Na opinão dos promotores da petição, “estas situações representam uma intimidação sistemática da população racializada, validada pelo atual versão do artigo 250º do Código do Processo Penal que acaba por ser utilizado como ´legitimador` da atuação das forças de segurança”.
“Por um lado, esperamos que a mensagem chegue ao destinatário, ou seja, à Assembleia da República e, por outro, que mostre que há centenas, talvez milhares, de pessoas que reconhecem esta parcialidade na atuação das forças policiais e que a mudança urge”, disse Juliana Couras.
Segundo se pode ler na petição, “o n.º 1 do artigo 250º determina que as autoridades policiais podem proceder à identificação de qualquer pessoa encontrada em lugar público, aberto ao público ou sujeito a vigilância policial, sempre que sobre ela recaiam fundadas suspeitas da prática de crimes, da pendência de processo de extradição ou de expulsão, ou de haver contra si mandado de detenção”.
Mas o documento esclarece: “o problema é que também lhes atribui a competência de proceder à identificação de qualquer pessoa, sempre que existam indícios que ´tenha penetrado ou permaneça irregularmente no território nacional`, misturando critérios de natureza criminal com situações de enquadramento contraordenacional. Para além da permanência no território nacional em situação irregular não constituir crime mas uma infração menor (contraordenação), a redação deste artigo acaba por criar um espaço arbitrário de atuação: Dado que a Lei é omissa quanto aos critérios a adotar para discernir se determinado indivíduo entrou ou permanece irregularmente em território nacional, criam-se assim as condições para a reprodução de estereótipos étnico-raciais por parte das forças policiais”.
Na recente conversa com o jornal É@GORA, a deputada Joacine Katar Moreira falou das implicações desse tipo de ação.
“Como é um artigo que induz a uma caracterização física de um eventual imigrante, de um eventual indivíduo em situação irregular que é geralmente associado a um indivíduo de origem africana, portanto, é uma lei que tem estado a ser usada sucessivamente para parar e revistar pessoas racializadas.

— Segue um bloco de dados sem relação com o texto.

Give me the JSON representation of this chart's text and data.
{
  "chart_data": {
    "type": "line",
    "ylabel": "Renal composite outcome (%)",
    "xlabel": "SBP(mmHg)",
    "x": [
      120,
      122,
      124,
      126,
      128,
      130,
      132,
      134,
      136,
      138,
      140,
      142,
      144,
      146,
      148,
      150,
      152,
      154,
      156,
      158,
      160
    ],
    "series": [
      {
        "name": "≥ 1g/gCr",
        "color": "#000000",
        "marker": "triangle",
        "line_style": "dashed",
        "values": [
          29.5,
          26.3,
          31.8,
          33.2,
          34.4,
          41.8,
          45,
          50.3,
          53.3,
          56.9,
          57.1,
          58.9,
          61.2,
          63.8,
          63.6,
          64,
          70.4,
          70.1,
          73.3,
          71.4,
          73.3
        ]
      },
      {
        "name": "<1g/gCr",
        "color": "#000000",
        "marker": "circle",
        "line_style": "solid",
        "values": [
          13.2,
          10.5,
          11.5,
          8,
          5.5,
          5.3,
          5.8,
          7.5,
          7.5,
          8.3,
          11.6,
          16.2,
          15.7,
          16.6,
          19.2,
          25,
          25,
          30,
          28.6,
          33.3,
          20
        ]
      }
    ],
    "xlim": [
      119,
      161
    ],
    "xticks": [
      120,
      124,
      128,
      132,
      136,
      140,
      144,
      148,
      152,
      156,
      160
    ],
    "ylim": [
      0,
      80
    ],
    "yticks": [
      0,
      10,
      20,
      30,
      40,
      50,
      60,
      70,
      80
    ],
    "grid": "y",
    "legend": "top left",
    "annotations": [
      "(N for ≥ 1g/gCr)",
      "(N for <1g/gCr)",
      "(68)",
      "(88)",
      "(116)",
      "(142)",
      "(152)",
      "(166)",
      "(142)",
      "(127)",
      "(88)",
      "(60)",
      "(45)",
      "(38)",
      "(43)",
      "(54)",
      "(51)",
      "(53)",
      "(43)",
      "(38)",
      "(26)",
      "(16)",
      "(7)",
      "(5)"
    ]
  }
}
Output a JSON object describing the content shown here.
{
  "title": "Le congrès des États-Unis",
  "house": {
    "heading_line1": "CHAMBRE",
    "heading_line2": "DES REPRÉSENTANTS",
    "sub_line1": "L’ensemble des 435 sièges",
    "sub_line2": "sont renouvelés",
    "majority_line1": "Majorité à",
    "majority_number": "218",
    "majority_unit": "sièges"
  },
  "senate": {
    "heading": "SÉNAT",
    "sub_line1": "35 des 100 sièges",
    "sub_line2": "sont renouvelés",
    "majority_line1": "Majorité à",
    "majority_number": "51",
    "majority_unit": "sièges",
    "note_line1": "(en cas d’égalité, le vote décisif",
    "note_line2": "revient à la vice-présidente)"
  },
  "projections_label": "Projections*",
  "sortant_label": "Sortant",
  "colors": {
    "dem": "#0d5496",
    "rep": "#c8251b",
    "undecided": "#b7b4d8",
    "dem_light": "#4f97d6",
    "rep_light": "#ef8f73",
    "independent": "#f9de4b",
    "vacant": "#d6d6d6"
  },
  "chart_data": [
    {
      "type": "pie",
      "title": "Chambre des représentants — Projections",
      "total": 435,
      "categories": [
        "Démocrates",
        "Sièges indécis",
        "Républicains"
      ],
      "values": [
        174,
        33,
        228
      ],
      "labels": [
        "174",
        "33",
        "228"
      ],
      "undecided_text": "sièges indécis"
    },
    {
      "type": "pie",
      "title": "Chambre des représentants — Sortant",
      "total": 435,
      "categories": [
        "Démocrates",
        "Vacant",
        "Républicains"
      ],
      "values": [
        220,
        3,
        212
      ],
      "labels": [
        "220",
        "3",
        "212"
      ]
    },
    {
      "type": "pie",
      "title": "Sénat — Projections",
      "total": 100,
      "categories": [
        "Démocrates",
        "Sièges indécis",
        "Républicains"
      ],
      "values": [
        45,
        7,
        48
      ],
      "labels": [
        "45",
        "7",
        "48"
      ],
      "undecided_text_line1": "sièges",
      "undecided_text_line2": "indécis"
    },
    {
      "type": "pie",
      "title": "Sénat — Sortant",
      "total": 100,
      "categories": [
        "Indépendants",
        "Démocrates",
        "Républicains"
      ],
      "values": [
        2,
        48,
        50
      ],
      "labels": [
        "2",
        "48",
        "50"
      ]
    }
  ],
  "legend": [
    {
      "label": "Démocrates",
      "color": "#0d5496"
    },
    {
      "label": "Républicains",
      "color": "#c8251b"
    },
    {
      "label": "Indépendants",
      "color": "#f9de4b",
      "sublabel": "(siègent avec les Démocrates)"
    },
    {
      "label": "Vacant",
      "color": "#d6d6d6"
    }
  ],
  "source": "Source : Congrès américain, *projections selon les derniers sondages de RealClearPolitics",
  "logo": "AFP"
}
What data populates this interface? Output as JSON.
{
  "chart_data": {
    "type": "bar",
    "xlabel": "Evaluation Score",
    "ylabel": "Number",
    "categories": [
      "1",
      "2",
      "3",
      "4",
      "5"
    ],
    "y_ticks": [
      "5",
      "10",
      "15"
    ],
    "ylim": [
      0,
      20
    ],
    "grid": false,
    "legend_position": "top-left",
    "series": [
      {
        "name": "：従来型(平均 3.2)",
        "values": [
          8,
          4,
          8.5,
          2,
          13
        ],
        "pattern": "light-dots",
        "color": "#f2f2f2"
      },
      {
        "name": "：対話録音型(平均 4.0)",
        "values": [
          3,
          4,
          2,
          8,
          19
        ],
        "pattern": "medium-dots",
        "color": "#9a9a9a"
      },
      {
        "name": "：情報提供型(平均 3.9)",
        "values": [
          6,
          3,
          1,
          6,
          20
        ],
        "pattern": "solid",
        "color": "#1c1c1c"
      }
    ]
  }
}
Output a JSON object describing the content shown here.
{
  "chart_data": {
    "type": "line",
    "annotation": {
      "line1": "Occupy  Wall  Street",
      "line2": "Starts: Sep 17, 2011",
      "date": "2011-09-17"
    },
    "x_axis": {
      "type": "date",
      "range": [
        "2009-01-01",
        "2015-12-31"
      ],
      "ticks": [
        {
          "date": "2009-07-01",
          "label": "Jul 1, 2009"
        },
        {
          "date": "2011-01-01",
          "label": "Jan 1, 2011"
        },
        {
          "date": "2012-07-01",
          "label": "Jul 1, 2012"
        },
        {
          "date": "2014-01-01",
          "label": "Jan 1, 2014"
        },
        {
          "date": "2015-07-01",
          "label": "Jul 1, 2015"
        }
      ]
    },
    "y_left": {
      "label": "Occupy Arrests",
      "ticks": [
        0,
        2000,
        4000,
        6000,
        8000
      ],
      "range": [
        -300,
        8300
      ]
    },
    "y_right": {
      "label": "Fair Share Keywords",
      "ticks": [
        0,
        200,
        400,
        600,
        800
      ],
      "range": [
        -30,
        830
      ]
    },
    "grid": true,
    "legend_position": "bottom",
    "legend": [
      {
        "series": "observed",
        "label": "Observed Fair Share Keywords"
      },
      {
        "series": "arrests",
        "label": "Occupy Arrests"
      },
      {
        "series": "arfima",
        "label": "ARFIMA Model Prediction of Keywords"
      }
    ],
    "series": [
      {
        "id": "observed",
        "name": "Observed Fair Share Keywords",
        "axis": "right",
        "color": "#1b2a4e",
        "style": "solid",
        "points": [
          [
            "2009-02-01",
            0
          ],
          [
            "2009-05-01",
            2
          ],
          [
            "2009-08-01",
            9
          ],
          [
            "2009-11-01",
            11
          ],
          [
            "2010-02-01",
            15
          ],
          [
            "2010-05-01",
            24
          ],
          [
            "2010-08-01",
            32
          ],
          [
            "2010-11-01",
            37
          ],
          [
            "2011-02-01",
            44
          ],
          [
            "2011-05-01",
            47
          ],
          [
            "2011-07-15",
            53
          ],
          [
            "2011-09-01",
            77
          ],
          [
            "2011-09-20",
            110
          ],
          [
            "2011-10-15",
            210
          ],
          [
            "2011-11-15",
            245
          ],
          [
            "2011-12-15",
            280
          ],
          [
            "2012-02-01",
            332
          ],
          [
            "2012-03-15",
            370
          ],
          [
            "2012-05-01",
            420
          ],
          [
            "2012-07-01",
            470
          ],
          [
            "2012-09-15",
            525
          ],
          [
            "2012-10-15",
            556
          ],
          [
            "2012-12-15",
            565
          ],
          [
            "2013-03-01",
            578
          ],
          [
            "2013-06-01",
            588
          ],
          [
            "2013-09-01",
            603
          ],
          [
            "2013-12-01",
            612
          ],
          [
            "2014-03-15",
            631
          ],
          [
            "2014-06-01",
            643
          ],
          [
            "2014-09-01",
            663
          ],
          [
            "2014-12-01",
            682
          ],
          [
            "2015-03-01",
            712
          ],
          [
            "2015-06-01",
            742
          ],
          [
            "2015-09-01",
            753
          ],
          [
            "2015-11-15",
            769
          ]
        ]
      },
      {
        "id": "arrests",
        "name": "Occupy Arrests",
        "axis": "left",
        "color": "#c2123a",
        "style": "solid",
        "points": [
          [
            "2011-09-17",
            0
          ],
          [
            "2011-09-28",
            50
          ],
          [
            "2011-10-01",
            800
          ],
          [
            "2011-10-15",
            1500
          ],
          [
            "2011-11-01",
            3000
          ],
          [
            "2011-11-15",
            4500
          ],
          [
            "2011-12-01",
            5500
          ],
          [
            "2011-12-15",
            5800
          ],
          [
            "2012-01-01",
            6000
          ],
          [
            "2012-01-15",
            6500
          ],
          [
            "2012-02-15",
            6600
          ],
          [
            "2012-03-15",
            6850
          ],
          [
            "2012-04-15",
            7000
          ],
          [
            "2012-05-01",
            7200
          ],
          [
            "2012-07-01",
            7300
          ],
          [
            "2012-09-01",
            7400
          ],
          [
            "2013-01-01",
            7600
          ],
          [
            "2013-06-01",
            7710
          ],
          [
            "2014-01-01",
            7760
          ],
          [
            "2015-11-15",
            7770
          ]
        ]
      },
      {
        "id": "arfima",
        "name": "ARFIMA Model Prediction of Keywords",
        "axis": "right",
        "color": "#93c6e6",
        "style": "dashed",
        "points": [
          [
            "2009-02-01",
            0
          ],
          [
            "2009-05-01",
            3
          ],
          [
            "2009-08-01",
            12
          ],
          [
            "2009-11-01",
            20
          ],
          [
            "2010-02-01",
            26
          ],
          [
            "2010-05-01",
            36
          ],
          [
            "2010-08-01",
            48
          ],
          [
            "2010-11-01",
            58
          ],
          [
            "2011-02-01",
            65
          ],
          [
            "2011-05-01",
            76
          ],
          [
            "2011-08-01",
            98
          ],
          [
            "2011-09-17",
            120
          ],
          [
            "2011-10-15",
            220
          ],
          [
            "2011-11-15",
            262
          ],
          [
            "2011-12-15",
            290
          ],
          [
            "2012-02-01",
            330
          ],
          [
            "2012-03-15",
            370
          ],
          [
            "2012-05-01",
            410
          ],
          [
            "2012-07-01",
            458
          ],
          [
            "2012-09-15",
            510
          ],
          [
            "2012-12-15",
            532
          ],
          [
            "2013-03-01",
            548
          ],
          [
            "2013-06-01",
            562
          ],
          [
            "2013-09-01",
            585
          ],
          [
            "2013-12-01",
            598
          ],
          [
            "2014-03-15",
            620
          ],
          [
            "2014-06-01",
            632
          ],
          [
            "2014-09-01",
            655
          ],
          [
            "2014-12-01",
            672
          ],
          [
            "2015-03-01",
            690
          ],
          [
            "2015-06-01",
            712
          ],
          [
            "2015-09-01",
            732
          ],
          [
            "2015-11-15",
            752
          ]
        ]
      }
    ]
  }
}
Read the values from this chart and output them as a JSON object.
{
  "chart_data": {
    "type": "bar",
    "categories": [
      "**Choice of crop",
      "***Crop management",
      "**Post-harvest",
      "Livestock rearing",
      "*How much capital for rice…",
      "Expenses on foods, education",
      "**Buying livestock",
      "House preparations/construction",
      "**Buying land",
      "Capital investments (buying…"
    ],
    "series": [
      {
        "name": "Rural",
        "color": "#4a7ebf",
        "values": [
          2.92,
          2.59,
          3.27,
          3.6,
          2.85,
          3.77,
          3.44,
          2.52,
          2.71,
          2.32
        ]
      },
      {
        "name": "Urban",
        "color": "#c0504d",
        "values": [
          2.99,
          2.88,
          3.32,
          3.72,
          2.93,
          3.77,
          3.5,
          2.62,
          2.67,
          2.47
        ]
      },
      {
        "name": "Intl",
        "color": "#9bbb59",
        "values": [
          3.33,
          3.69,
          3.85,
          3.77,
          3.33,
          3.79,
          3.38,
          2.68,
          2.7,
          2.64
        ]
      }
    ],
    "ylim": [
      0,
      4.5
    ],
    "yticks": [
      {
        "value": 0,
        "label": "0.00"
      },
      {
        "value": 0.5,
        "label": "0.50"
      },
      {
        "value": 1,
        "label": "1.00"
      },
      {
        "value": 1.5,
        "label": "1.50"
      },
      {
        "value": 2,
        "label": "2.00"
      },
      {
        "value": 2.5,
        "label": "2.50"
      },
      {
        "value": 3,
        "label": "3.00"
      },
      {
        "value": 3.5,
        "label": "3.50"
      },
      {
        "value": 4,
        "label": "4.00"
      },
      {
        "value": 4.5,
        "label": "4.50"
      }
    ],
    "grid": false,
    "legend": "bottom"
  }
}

Mas não é só parar, revistar e interrogar pessoas racializadas, é, às vezes, usar violência, abordagens agressivas, revistas intimidatórias e humilhantes à frente de toda a gente em determinadas circunstâncias onde não se justifiquem a suspeita de um crime”, disse.
Tendo sido recorrentes os relatos da abordagem policial à população racializada baseada no presente artigo que remete qualquer pessoa negra ou de minorias étnicas como a população cigana à condição de potencial suspeito, a deputada não-inscrita Joacine Katar Moreira submeteu o Projeto de Lei 795/XIV/2ª à Assembleia da República que visa retirar o sustento legal a essas abordagens discriminatórias, eliminando a referência a situações que não constituem crime e que, na redação atual, acabam por originar uma atuação discricionária das forças de segurança.
Por isso os peticionários consideram “urgente promover uma atuação imparcial, adequada e objetiva das forças policiais” o que torna “imperioso eliminar a margem arbitrária e estereotipada da legislação penal”, pelo que o Coletivo XIS apela ao Presidente da Assembleia da República, Ferro Rodrigues, “que proceda com a maior brevidade possível ao agendamento deste Projeto de Lei, instando as Deputadas e os Deputados que o aprovem sem mais demoras”.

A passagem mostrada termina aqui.